笔直的扑向前方,向着张牙舞爪的巨大章鱼狂奔。
「你搞啥啊大哥,我们真要挂了!」雷蒙德急得快要说不出话来。
可在旁边,槐诗却解开了自己的安全带,轻描淡写的挥手:「你只管开车,办法老师来想!」
「喂,你是不是占我便宜?」
没等雷蒙德反应过来,就骤然有飓风从开启的车门后捲入,塞了他一嘴,紧接着,车门在气压之下猛然合拢。
副驾驶上的槐诗已经消失无踪。
在扑面而来的恐怖飓风里,槐诗几乎在瞬间被甩到车后面。
可悲伤之索却扯在后视镜上,槐诗在狂风之中剧烈的晃动着,猛然之间一个跳跃,翻身跳上了车顶。

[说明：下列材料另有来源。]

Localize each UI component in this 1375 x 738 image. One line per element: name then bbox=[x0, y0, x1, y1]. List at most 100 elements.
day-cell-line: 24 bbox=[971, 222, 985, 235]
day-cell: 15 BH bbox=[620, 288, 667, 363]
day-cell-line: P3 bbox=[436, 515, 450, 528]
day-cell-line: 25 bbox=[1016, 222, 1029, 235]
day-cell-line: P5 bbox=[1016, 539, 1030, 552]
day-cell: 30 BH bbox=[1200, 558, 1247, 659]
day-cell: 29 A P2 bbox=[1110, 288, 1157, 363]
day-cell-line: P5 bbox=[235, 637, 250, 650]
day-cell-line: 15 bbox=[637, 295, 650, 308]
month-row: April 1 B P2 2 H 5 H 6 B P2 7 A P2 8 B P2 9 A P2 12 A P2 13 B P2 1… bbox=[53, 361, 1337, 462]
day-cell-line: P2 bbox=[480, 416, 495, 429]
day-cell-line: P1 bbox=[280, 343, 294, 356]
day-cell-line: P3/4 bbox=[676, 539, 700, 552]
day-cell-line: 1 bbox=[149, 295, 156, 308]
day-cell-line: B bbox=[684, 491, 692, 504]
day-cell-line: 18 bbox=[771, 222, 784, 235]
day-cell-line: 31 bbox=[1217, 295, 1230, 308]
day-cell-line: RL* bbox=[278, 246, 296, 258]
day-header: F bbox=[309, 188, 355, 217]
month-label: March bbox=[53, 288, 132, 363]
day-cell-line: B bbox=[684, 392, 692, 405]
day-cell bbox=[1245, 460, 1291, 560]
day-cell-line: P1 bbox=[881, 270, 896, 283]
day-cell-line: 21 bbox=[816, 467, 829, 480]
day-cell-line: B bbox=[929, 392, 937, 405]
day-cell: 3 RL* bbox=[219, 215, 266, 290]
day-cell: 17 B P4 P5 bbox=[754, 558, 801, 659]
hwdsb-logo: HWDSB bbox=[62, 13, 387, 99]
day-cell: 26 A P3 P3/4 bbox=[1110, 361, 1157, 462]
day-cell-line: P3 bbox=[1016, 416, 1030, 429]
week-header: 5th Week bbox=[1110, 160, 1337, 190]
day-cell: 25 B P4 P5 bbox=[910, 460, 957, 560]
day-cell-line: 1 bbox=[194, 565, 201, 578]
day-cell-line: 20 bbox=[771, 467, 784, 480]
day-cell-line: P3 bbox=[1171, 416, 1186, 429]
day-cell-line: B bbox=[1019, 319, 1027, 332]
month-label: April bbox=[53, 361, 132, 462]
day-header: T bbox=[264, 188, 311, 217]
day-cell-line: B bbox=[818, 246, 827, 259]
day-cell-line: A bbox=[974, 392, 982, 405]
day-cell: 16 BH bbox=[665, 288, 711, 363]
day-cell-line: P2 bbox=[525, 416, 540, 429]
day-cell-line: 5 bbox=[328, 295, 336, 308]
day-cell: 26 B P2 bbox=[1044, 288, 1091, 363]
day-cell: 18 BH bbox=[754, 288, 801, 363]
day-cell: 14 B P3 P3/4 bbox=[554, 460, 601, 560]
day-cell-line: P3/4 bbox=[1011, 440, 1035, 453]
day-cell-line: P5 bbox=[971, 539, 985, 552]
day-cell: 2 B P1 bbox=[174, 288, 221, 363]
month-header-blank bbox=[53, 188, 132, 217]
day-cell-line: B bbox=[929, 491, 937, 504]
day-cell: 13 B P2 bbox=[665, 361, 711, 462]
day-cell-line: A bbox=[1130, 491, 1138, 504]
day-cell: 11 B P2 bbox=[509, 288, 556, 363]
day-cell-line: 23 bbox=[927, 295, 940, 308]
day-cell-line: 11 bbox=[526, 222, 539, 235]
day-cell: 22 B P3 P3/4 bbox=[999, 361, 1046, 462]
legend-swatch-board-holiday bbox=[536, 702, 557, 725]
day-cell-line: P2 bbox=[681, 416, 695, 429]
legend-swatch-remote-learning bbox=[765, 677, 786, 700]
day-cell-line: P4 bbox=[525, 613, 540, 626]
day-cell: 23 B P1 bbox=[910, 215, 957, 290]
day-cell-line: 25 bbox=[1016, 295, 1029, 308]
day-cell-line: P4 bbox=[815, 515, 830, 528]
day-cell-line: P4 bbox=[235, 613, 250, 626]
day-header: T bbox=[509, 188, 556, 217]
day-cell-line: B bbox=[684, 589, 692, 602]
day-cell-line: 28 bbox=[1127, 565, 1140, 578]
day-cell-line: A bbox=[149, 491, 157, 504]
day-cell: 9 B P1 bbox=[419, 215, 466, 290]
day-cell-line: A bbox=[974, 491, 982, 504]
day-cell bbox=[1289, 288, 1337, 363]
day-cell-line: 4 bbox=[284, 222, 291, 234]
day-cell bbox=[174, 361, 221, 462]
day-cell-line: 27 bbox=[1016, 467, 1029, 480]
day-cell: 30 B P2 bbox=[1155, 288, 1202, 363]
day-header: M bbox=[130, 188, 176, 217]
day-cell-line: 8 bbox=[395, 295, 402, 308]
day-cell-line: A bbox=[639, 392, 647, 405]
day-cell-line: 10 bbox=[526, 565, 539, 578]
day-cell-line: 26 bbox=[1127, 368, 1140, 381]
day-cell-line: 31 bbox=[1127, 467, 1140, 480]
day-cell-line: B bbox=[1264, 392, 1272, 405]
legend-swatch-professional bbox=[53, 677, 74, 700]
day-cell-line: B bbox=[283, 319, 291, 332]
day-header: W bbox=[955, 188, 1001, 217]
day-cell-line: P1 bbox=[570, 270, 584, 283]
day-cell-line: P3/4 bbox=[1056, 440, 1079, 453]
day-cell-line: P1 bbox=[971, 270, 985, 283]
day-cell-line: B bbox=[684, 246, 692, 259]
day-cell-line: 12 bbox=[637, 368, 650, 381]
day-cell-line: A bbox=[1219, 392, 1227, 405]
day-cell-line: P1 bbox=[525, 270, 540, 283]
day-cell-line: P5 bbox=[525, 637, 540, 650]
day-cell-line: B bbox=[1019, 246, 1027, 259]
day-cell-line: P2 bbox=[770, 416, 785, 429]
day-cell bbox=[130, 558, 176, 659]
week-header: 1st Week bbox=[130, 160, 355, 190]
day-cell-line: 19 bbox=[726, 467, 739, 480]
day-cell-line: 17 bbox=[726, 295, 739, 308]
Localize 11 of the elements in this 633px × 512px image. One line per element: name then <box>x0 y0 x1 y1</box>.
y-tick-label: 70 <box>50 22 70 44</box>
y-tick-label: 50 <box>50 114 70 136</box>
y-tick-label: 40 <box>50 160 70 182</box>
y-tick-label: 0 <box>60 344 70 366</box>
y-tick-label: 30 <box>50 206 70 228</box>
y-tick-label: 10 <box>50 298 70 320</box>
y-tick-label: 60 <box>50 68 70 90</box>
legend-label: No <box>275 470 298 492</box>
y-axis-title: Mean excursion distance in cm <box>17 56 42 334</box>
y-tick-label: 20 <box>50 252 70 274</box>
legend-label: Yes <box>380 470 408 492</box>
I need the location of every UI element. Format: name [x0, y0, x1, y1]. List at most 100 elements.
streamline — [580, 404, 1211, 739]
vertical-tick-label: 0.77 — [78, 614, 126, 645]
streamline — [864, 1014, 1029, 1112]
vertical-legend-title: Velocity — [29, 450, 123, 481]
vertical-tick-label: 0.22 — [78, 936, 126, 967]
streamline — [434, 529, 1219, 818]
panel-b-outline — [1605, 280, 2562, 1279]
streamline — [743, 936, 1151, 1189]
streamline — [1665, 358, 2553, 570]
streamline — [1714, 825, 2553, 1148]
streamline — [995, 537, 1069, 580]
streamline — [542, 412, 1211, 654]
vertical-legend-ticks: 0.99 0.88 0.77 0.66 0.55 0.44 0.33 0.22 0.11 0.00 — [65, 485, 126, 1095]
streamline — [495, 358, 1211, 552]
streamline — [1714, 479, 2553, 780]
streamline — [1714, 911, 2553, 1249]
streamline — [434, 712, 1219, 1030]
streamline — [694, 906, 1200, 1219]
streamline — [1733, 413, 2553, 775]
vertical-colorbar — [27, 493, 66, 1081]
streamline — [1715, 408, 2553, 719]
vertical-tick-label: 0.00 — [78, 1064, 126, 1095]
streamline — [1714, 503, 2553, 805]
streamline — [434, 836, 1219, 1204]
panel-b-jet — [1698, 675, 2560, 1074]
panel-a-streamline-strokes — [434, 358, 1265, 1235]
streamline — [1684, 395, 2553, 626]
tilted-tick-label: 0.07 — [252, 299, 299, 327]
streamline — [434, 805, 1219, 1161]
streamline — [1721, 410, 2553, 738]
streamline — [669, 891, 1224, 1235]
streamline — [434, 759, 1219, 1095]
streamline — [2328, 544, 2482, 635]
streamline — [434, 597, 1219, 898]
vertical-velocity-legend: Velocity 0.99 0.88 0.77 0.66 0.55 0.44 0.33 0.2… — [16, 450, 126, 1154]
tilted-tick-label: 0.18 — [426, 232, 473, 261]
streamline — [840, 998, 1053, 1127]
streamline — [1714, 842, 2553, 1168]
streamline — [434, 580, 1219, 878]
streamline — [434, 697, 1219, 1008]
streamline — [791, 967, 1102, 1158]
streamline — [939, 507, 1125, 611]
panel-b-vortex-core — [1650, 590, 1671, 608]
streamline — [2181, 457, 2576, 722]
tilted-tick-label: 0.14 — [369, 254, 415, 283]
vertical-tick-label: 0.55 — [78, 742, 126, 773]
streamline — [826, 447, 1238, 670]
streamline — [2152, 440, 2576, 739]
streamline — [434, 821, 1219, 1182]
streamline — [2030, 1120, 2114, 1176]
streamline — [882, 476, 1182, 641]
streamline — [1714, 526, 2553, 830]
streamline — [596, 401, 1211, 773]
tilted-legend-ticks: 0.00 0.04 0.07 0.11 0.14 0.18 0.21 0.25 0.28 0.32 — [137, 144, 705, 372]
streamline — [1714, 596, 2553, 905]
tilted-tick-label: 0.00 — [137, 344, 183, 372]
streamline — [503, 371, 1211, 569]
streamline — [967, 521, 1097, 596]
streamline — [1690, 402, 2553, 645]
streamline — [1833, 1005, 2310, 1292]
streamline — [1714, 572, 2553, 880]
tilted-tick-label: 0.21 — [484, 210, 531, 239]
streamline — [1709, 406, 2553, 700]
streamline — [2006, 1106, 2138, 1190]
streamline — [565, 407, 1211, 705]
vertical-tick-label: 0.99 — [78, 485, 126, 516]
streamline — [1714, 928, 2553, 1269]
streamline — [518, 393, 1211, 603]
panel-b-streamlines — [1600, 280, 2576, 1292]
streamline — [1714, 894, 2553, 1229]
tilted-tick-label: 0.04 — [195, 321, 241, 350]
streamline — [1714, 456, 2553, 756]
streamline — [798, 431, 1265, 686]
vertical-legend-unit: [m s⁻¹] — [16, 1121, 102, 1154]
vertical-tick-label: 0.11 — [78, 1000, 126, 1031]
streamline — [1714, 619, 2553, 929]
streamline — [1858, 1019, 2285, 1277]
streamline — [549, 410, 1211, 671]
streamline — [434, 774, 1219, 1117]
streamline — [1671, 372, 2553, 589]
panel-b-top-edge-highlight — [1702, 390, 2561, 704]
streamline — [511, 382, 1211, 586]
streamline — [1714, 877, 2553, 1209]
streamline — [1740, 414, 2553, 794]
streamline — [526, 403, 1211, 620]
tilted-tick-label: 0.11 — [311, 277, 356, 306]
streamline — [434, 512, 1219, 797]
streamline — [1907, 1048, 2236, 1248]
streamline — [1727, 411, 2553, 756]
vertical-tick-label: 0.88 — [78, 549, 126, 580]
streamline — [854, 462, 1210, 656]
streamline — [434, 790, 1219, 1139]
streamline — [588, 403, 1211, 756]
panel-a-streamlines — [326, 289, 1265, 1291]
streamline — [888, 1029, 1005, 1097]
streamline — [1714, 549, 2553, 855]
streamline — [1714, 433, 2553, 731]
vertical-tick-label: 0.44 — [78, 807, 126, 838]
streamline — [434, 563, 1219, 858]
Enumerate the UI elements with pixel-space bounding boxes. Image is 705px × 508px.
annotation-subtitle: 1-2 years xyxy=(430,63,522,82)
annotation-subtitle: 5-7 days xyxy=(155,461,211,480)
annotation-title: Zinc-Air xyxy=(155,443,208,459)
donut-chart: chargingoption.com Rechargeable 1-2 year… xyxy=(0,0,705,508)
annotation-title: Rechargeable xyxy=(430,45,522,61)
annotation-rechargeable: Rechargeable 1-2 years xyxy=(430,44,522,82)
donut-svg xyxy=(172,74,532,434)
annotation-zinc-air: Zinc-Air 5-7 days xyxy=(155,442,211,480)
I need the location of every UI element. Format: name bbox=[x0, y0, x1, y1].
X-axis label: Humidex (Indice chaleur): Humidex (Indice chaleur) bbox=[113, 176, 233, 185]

在夕阳的昏光之下,卡车喷射着狂暴的火焰,好像行驶在灰黑色的云层之上,向着前方张牙舞爪的巨大怪物衝出。
「很好,就是这样——」
槐诗自言自语着,可声音在发出的瞬间就被飓风卷到身后了。
恐怖的气流和严寒中,他缓缓的抬起身体,踩在了车厢,站稳,凝视着越发接近的狂暴怪物。
伸手,握紧了沉重的钢铁,倒数。
「5……」
钢铁在槐诗的脚下扭曲,皮靴发出了不堪重负的声音,缝线开始蹦断。
紧接着,槐诗感觉到自己迎来了沸腾。
伴随着心臟疯狂的跳动,炽热的血液奔行在血脉之中,令他产生一种自己正在膨胀的错觉。
鼓手和禹步的律动重迭在一处,形成了超限状态的节奏。
槐诗的面目烧灼至赤红。
抬起眼睛。
「4……」
腥风扑面而来,恶臭的墨汁中好像带着某种毒素,闻起来充满了生物内臟的腥臊感,巨大的生化兽已经张开了大口,无数触鬚舞动着,在晶片的计算之下形成了严密的封锁。
迎接猎物进入自己的笼中。
独目血红。
「3……」
在他手中,沉重的钢铁寸寸增殖,瞬间延伸,好像骑士的骑枪那样,延伸到令人瞠目结舌的长度。
足足十五米。
可槐诗手中的却不是长枪。
而是铁锤!
狰狞的狼首猛然睁开眼睛,张口,自苦痛之中迸发咆哮,狂暴的抽取着槐诗的源质,源源不断的积蓄在其中。
十万人的苦痛与此处具现。
「2……」
那一瞬间,卡车和战争合成兽的距离已经被拉近到了一公里的危险范围内。
一千米。
可对于双方而言,一千米不过是瞬间即逝的短暂距离。
和搅动云海潮汐的庞大合成兽相比,卡车不过是狂风暴雨之间的一枚枯叶,难以抗衡那笼罩而下的巨大阴影。
但就在那一刻,钢铁的铿锵鸣叫骤然迸发。
从车顶!
「1……」
洪流席捲那样的狂风中,槐诗的身体猛然一震,踏前一步,在脚下的厚重装甲上留下了一个脚印型的凹陷。
紧接着,第二步,整个卡车猛然一震,剧烈的晃动起来。
而槐诗,向前狂奔!
一连串钢铁扭曲的声音伴随着他的足迹向前延伸,刺耳的声音一路蔓延,笔直的延伸到车头,紧接着在雷蒙德的头顶,爆发最后的巨响。